Les services de soutien spécialisés LGBTQ+ peuvent être difficiles d’accès. Anthoni Skhraba/Pexels
Alison Gregory, chercheuse (populations traumatisées et vulnérables), Université de Bristol
La violence conjugale se produit dans toutes les sociétés et cultures. Et pourtant, malgré les changements survenus au cours des 50 dernières années, nous sommes encore terriblement mal préparés à accepter que la violence domestique arrive à des gens comme nous.
De nombreuses personnes ayant subi des violences domestiques se sentent gênées ou honteuses. En décidant de mettre fin à une relation abusive, elles peuvent craindre que leurs expériences ne soient connues des autres et ils risquent de s’exposer à des opinions et à des jugements extérieurs – qu’ils soient traités différemment en conséquence.
Une recherche montre que les survivants craignent, en particulier, de laisser tomber leurs parents. De même, mettre fin à une relation abusive signifie être confronté à ses propres expériences et au risque de leur donner un sens.
Alison Gregory et Sandra Walklate, chaire de sociologie, Université de Liverpool
L’amour peut être une raison impérieuse pour laquelle des personnes restent dans une relation abusive, ne sentent pas qu’elles peuvent partir, ou partent puis reviennent. Et c’est peut-être l’une des raisons les plus complexes à comprendre. Des recherches montrent que les victimes elles-mêmes deviennent frustrées que leur amour, leur préoccupation et leurs soins pour l’agresseur les aient gardés piégées.
Les victimes peuvent craindre d’être traitées différemment lorsqu’elles parlent des abus qu’elles ont subis.

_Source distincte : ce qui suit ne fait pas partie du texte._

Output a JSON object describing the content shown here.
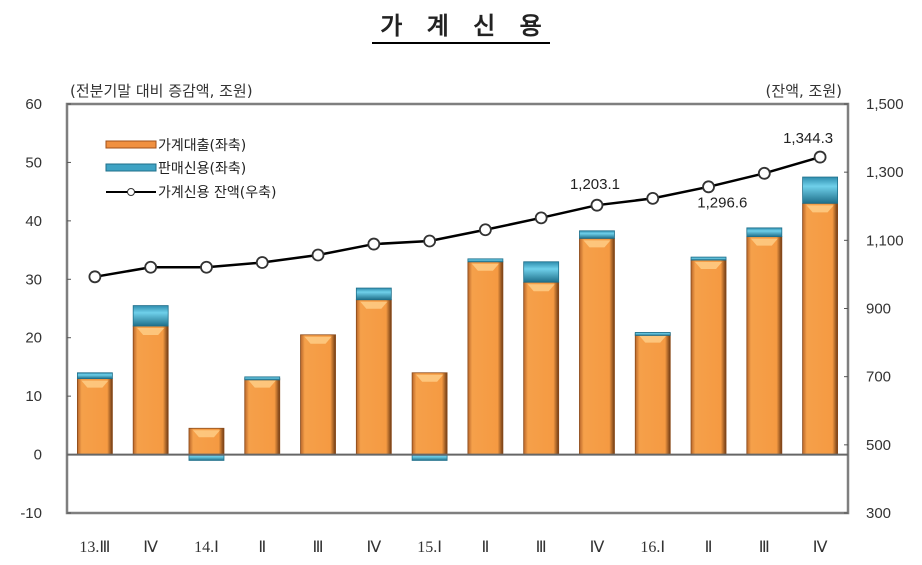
{
  "title": "가 계 신 용",
  "axes": {
    "left_unit": "(전분기말 대비 증감액, 조원)",
    "right_unit": "(잔액, 조원)",
    "left_ticks": [
      "60",
      "50",
      "40",
      "30",
      "20",
      "10",
      "0",
      "-10"
    ],
    "right_ticks": [
      "1,500",
      "1,300",
      "1,100",
      "900",
      "700",
      "500",
      "300"
    ]
  },
  "legend": {
    "loans": "가계대출(좌축)",
    "sales_credit": "판매신용(좌축)",
    "balance": "가계신용 잔액(우축)"
  },
  "colors": {
    "loans": "#F5A04A",
    "loans_dark": "#8A4A1A",
    "sales_credit": "#3FA3C4",
    "sales_credit_dark": "#1F6F8A",
    "line": "#000000",
    "axis": "#7F7F7F"
  },
  "chart_data": {
    "type": "bar",
    "title": "가계신용",
    "categories": [
      "13.Ⅲ",
      "Ⅳ",
      "14.Ⅰ",
      "Ⅱ",
      "Ⅲ",
      "Ⅳ",
      "15.Ⅰ",
      "Ⅱ",
      "Ⅲ",
      "Ⅳ",
      "16.Ⅰ",
      "Ⅱ",
      "Ⅲ",
      "Ⅳ"
    ],
    "series": [
      {
        "name": "가계대출(좌축)",
        "type": "bar",
        "axis": "left",
        "stacked": true,
        "values": [
          13.0,
          22.0,
          4.5,
          13.0,
          20.5,
          26.5,
          14.0,
          33.0,
          29.5,
          37.0,
          20.7,
          33.3,
          37.3,
          43.0
        ]
      },
      {
        "name": "판매신용(좌축)",
        "type": "bar",
        "axis": "left",
        "stacked": true,
        "values": [
          1.0,
          3.5,
          -1.0,
          0.3,
          0.0,
          2.0,
          -1.0,
          0.5,
          3.5,
          1.3,
          0.2,
          0.5,
          1.5,
          4.5
        ]
      },
      {
        "name": "가계신용 잔액(우축)",
        "type": "line",
        "axis": "right",
        "values": [
          993,
          1021,
          1021,
          1035,
          1057,
          1089,
          1098,
          1131,
          1166,
          1203.1,
          1223,
          1257,
          1296.6,
          1344.3
        ]
      }
    ],
    "annotations": [
      {
        "category": "Ⅳ (15)",
        "text": "1,203.1"
      },
      {
        "category": "Ⅲ (16)",
        "text": "1,296.6"
      },
      {
        "category": "Ⅳ (16)",
        "text": "1,344.3"
      }
    ],
    "ylabel": "(전분기말 대비 증감액, 조원)",
    "y2label": "(잔액, 조원)",
    "ylim": [
      -10,
      60
    ],
    "y2lim": [
      300,
      1500
    ],
    "grid": false,
    "legend_position": "upper-left inside"
  }
}
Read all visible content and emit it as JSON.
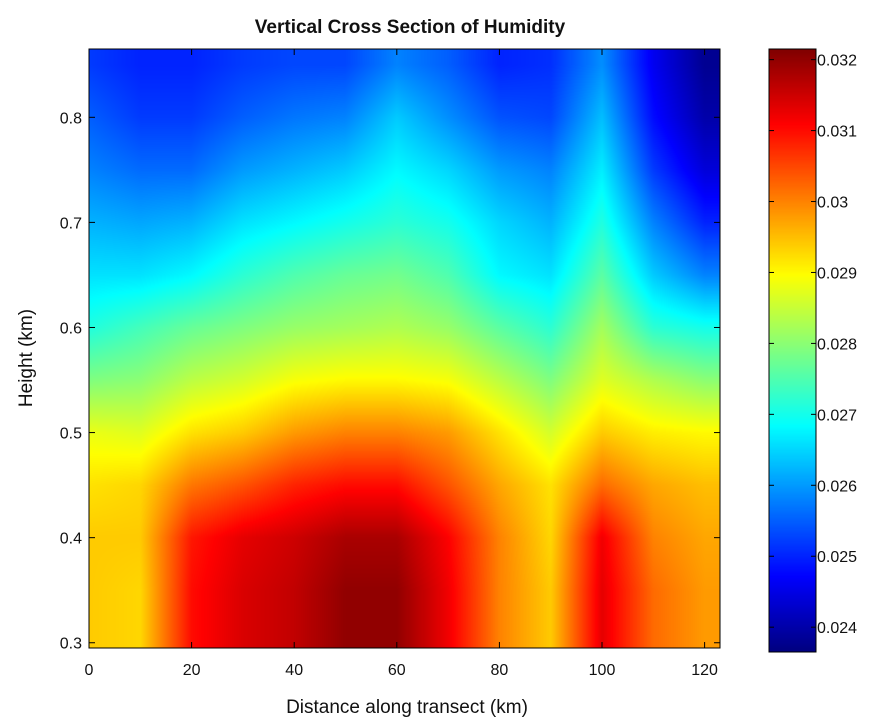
{
  "chart_data": {
    "type": "heatmap",
    "title": "Vertical Cross Section of Humidity",
    "xlabel": "Distance along transect (km)",
    "ylabel": "Height (km)",
    "xlim": [
      0,
      123
    ],
    "ylim": [
      0.295,
      0.865
    ],
    "x_ticks": [
      0,
      20,
      40,
      60,
      80,
      100,
      120
    ],
    "y_ticks": [
      0.3,
      0.4,
      0.5,
      0.6,
      0.7,
      0.8
    ],
    "x_tick_labels": [
      "0",
      "20",
      "40",
      "60",
      "80",
      "100",
      "120"
    ],
    "y_tick_labels": [
      "0.3",
      "0.4",
      "0.5",
      "0.6",
      "0.7",
      "0.8"
    ],
    "colormap": "jet",
    "colorbar": {
      "range": [
        0.02365,
        0.03215
      ],
      "ticks": [
        0.024,
        0.025,
        0.026,
        0.027,
        0.028,
        0.029,
        0.03,
        0.031,
        0.032
      ],
      "tick_labels": [
        "0.024",
        "0.025",
        "0.026",
        "0.027",
        "0.028",
        "0.029",
        "0.03",
        "0.031",
        "0.032"
      ]
    },
    "grid": false,
    "heights": [
      0.3,
      0.35,
      0.4,
      0.45,
      0.5,
      0.55,
      0.6,
      0.65,
      0.7,
      0.75,
      0.8,
      0.85
    ],
    "x": [
      0,
      10,
      20,
      30,
      40,
      50,
      60,
      70,
      80,
      90,
      100,
      110,
      120
    ],
    "z": [
      [
        0.0294,
        0.0293,
        0.031,
        0.0314,
        0.0316,
        0.032,
        0.032,
        0.0312,
        0.03,
        0.0294,
        0.0313,
        0.0302,
        0.0298
      ],
      [
        0.0294,
        0.0293,
        0.031,
        0.0314,
        0.0316,
        0.032,
        0.032,
        0.0312,
        0.03,
        0.0294,
        0.0313,
        0.0302,
        0.0298
      ],
      [
        0.0294,
        0.0294,
        0.0309,
        0.0313,
        0.0315,
        0.0318,
        0.0318,
        0.0311,
        0.03,
        0.0293,
        0.0312,
        0.03,
        0.0297
      ],
      [
        0.0292,
        0.0293,
        0.0301,
        0.0304,
        0.0308,
        0.031,
        0.031,
        0.0304,
        0.0297,
        0.0292,
        0.0302,
        0.0297,
        0.0295
      ],
      [
        0.0288,
        0.0287,
        0.0292,
        0.0294,
        0.0298,
        0.03,
        0.03,
        0.0298,
        0.0292,
        0.0286,
        0.0294,
        0.0291,
        0.029
      ],
      [
        0.0279,
        0.028,
        0.0284,
        0.0286,
        0.0289,
        0.029,
        0.029,
        0.0289,
        0.0284,
        0.0279,
        0.0287,
        0.0283,
        0.028
      ],
      [
        0.0271,
        0.0274,
        0.0277,
        0.0279,
        0.0281,
        0.0282,
        0.0283,
        0.0281,
        0.0276,
        0.0272,
        0.0282,
        0.0272,
        0.027
      ],
      [
        0.0266,
        0.0266,
        0.0268,
        0.0272,
        0.0275,
        0.0277,
        0.0278,
        0.0275,
        0.0268,
        0.0266,
        0.0276,
        0.0264,
        0.0258
      ],
      [
        0.0262,
        0.0261,
        0.0262,
        0.0266,
        0.0268,
        0.027,
        0.0272,
        0.027,
        0.0265,
        0.0262,
        0.0271,
        0.0258,
        0.025
      ],
      [
        0.0258,
        0.0256,
        0.0256,
        0.026,
        0.0262,
        0.0264,
        0.0268,
        0.0265,
        0.026,
        0.0258,
        0.0267,
        0.0252,
        0.0244
      ],
      [
        0.0255,
        0.0252,
        0.0252,
        0.0255,
        0.0257,
        0.0258,
        0.0264,
        0.0259,
        0.0254,
        0.0253,
        0.0263,
        0.0248,
        0.024
      ],
      [
        0.0252,
        0.025,
        0.025,
        0.0252,
        0.0253,
        0.0253,
        0.0258,
        0.0255,
        0.025,
        0.0251,
        0.0259,
        0.0246,
        0.0238
      ]
    ]
  }
}
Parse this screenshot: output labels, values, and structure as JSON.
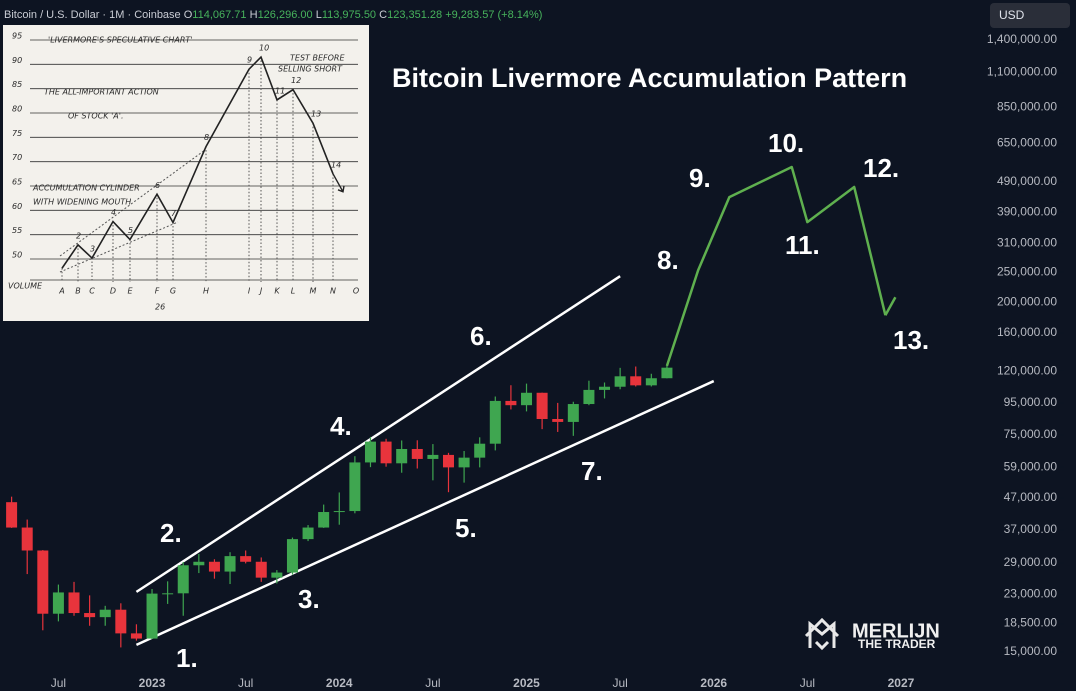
{
  "header": {
    "symbol": "Bitcoin / U.S. Dollar · 1M · Coinbase",
    "ohlc": [
      {
        "key": "O",
        "text": "114,067.71"
      },
      {
        "key": "H",
        "text": "126,296.00"
      },
      {
        "key": "L",
        "text": "113,975.50"
      },
      {
        "key": "C",
        "text": "123,351.28"
      }
    ],
    "change": "+9,283.57 (+8.14%)",
    "currency": "USD"
  },
  "chart_data": {
    "type": "candlestick",
    "title": "Bitcoin Livermore Accumulation Pattern",
    "log_scale": true,
    "grid": false,
    "up_color": "#3fa650",
    "down_color": "#e8343c",
    "x": [
      "2022-04",
      "2022-05",
      "2022-06",
      "2022-07",
      "2022-08",
      "2022-09",
      "2022-10",
      "2022-11",
      "2022-12",
      "2023-01",
      "2023-02",
      "2023-03",
      "2023-04",
      "2023-05",
      "2023-06",
      "2023-07",
      "2023-08",
      "2023-09",
      "2023-10",
      "2023-11",
      "2023-12",
      "2024-01",
      "2024-02",
      "2024-03",
      "2024-04",
      "2024-05",
      "2024-06",
      "2024-07",
      "2024-08",
      "2024-09",
      "2024-10",
      "2024-11",
      "2024-12",
      "2025-01",
      "2025-02",
      "2025-03",
      "2025-04",
      "2025-05",
      "2025-06",
      "2025-07",
      "2025-08",
      "2025-09",
      "2025-10"
    ],
    "open": [
      45500,
      37700,
      31800,
      19900,
      23300,
      20000,
      19400,
      20500,
      17200,
      16550,
      23100,
      23150,
      28500,
      29250,
      27200,
      30500,
      29250,
      26000,
      27000,
      34600,
      37700,
      42300,
      42600,
      61100,
      71300,
      60700,
      67500,
      62700,
      64600,
      58900,
      63300,
      70200,
      96400,
      93400,
      102400,
      84300,
      82500,
      94200,
      104600,
      107100,
      115700,
      108200,
      114067.71
    ],
    "high": [
      47400,
      40000,
      31900,
      24700,
      25200,
      22800,
      21100,
      21500,
      18400,
      23900,
      25300,
      29200,
      31000,
      29800,
      31400,
      31800,
      30200,
      27500,
      35000,
      38400,
      44700,
      48900,
      64000,
      73800,
      72800,
      71900,
      72000,
      70000,
      65600,
      66500,
      73600,
      99600,
      108300,
      109600,
      102500,
      95000,
      95800,
      112000,
      110500,
      123200,
      124400,
      117900,
      126296
    ],
    "low": [
      37600,
      26700,
      17600,
      18800,
      19600,
      18200,
      18200,
      15500,
      16300,
      16500,
      21400,
      19600,
      26900,
      25800,
      24800,
      28900,
      25200,
      24900,
      26600,
      34100,
      37600,
      38500,
      41900,
      59000,
      59200,
      56600,
      58400,
      53500,
      49000,
      52600,
      58900,
      66800,
      90500,
      89200,
      78200,
      76600,
      74400,
      93400,
      98200,
      105100,
      107300,
      107300,
      113975.5
    ],
    "close": [
      37700,
      31800,
      19900,
      23300,
      20000,
      19400,
      20500,
      17200,
      16550,
      23100,
      23150,
      28500,
      29250,
      27200,
      30500,
      29250,
      26000,
      27000,
      34600,
      37700,
      42300,
      42600,
      61100,
      71300,
      60700,
      67500,
      62700,
      64600,
      58900,
      63300,
      70200,
      96400,
      93400,
      102400,
      84300,
      82500,
      94200,
      104600,
      107100,
      115700,
      108200,
      114050,
      123351.28
    ],
    "projection": {
      "color": "#5fb04f",
      "x": [
        "2025-10",
        "2025-12",
        "2026-02",
        "2026-06",
        "2026-07",
        "2026-10",
        "2026-12"
      ],
      "values": [
        125000,
        254000,
        437000,
        546000,
        363000,
        471000,
        182000
      ]
    },
    "trendlines": [
      {
        "color": "#ffffff",
        "x": [
          "2022-12",
          "2025-07"
        ],
        "values": [
          23400,
          243000
        ]
      },
      {
        "color": "#ffffff",
        "x": [
          "2022-12",
          "2026-01"
        ],
        "values": [
          15800,
          111700
        ]
      }
    ],
    "annotations": [
      "1.",
      "2.",
      "3.",
      "4.",
      "5.",
      "6.",
      "7.",
      "8.",
      "9.",
      "10.",
      "11.",
      "12.",
      "13."
    ],
    "xlim": [
      "2022-03",
      "2027-06"
    ],
    "xticks": [
      {
        "value": "2022-07",
        "label": "Jul"
      },
      {
        "value": "2023-01",
        "label": "2023"
      },
      {
        "value": "2023-07",
        "label": "Jul"
      },
      {
        "value": "2024-01",
        "label": "2024"
      },
      {
        "value": "2024-07",
        "label": "Jul"
      },
      {
        "value": "2025-01",
        "label": "2025"
      },
      {
        "value": "2025-07",
        "label": "Jul"
      },
      {
        "value": "2026-01",
        "label": "2026"
      },
      {
        "value": "2026-07",
        "label": "Jul"
      },
      {
        "value": "2027-01",
        "label": "2027"
      }
    ],
    "ylim": [
      11220,
      1884000
    ],
    "yticks": [
      {
        "value": 1400000,
        "label": "1,400,000.00"
      },
      {
        "value": 1100000,
        "label": "1,100,000.00"
      },
      {
        "value": 850000,
        "label": "850,000.00"
      },
      {
        "value": 650000,
        "label": "650,000.00"
      },
      {
        "value": 490000,
        "label": "490,000.00"
      },
      {
        "value": 390000,
        "label": "390,000.00"
      },
      {
        "value": 310000,
        "label": "310,000.00"
      },
      {
        "value": 250000,
        "label": "250,000.00"
      },
      {
        "value": 200000,
        "label": "200,000.00"
      },
      {
        "value": 160000,
        "label": "160,000.00"
      },
      {
        "value": 120000,
        "label": "120,000.00"
      },
      {
        "value": 95000,
        "label": "95,000.00"
      },
      {
        "value": 75000,
        "label": "75,000.00"
      },
      {
        "value": 59000,
        "label": "59,000.00"
      },
      {
        "value": 47000,
        "label": "47,000.00"
      },
      {
        "value": 37000,
        "label": "37,000.00"
      },
      {
        "value": 29000,
        "label": "29,000.00"
      },
      {
        "value": 23000,
        "label": "23,000.00"
      },
      {
        "value": 18500,
        "label": "18,500.00"
      },
      {
        "value": 15000,
        "label": "15,000.00"
      }
    ]
  },
  "inset": {
    "texts": [
      "'LIVERMORE'S SPECULATIVE CHART'",
      "THE ALL-IMPORTANT ACTION",
      "OF STOCK 'A'.",
      "TEST BEFORE",
      "SELLING SHORT",
      "ACCUMULATION CYLINDER",
      "WITH WIDENING MOUTH",
      "26"
    ],
    "volume_label": "VOLUME",
    "categories": [
      "A",
      "B",
      "C",
      "D",
      "E",
      "F",
      "G",
      "H",
      "I",
      "J",
      "K",
      "L",
      "M",
      "N",
      "O"
    ],
    "values": [
      48.1,
      52.9,
      50.2,
      57.7,
      54,
      63.3,
      57.5,
      73.1,
      89,
      91.5,
      82.7,
      84.8,
      77.9,
      67.5,
      null
    ],
    "point_labels": [
      null,
      "2",
      "3",
      "4",
      "5",
      "6",
      "7",
      "8",
      "9",
      "10",
      "11",
      "12",
      "13",
      "14",
      null
    ],
    "ylim": [
      50,
      95
    ],
    "yticks": [
      50,
      55,
      60,
      65,
      70,
      75,
      80,
      85,
      90,
      95
    ]
  },
  "watermark": {
    "name": "MERLIJN",
    "subtitle": "THE TRADER"
  }
}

SHVETS production/pexels
Une analyse de 2021 des réponses à la campagne Twitter #WhyIStayed (Pourquoi je suis resté/e) révèle à quel point ces sentiments peuvent être complexes. Cela témoigne également de la pression des commentaires sociaux sur les relations, le mariage et la famille. Certaines femmes ont tweeté: Le mariage est à vie
, Je ne voulais pas partir quand nous traversons une période difficile
et Les enfants ont besoin d’un père
.
De plus, des études montrent le poids des attentes sociales sur la romance et l’amour. Comme l’a tweeté une personne : La première fois qu’il vous frappe, vous vous dites que c’était un incident isolé. Il a des remords. Vous pardonnez. La vie est à nouveau normale.
Une recherche a montré que le pardon découle du désir d’une victime de maintenir la relation comme un objectif principal de la vie, même au détriment de sa propre sécurité.
Les agresseurs, à l’inverse, peuvent être rusés et habiles lorsqu’il s’agit de manipuler les sentiments d’amour d’un survivant. Ils établiront des propos coercitifs : Si tu m’aimais, tu le ferais...
Ils utiliseront également la bienveillance et l’inquiétude des victimes pour essayer de les empêcher de partir, menaçant généralement de se faire du mal ou de se suicider. Les agresseurs savent que la pensée d’un préjudice potentiel pour l’agresseur causera à la victime de la détresse et éventuellement des sentiments de culpabilité (même si la victime n’a rien fait de mal).
Des amis, parents et professionnels incrédules peuvent demander aux victimes : Comment pouvez-vous encore les aimer après ce qu’ils ont fait ?
Cela amène de nombreuses victimes à garder le silence sur leurs sentiments résiduels, ce qui, en soi, est dangereux. L’amour est un puissant facteur de motivation, et si nous n’autorisons pas qu’il soit exprimé, nous risquons d’aliéner les victimes et de les isoler davantage – ce que veulent les agresseurs.
La version française est une traduction de l’article original en anglais, à des fins informatives exclusivement. En cas de divergences, l’article original en anglais prévaudra.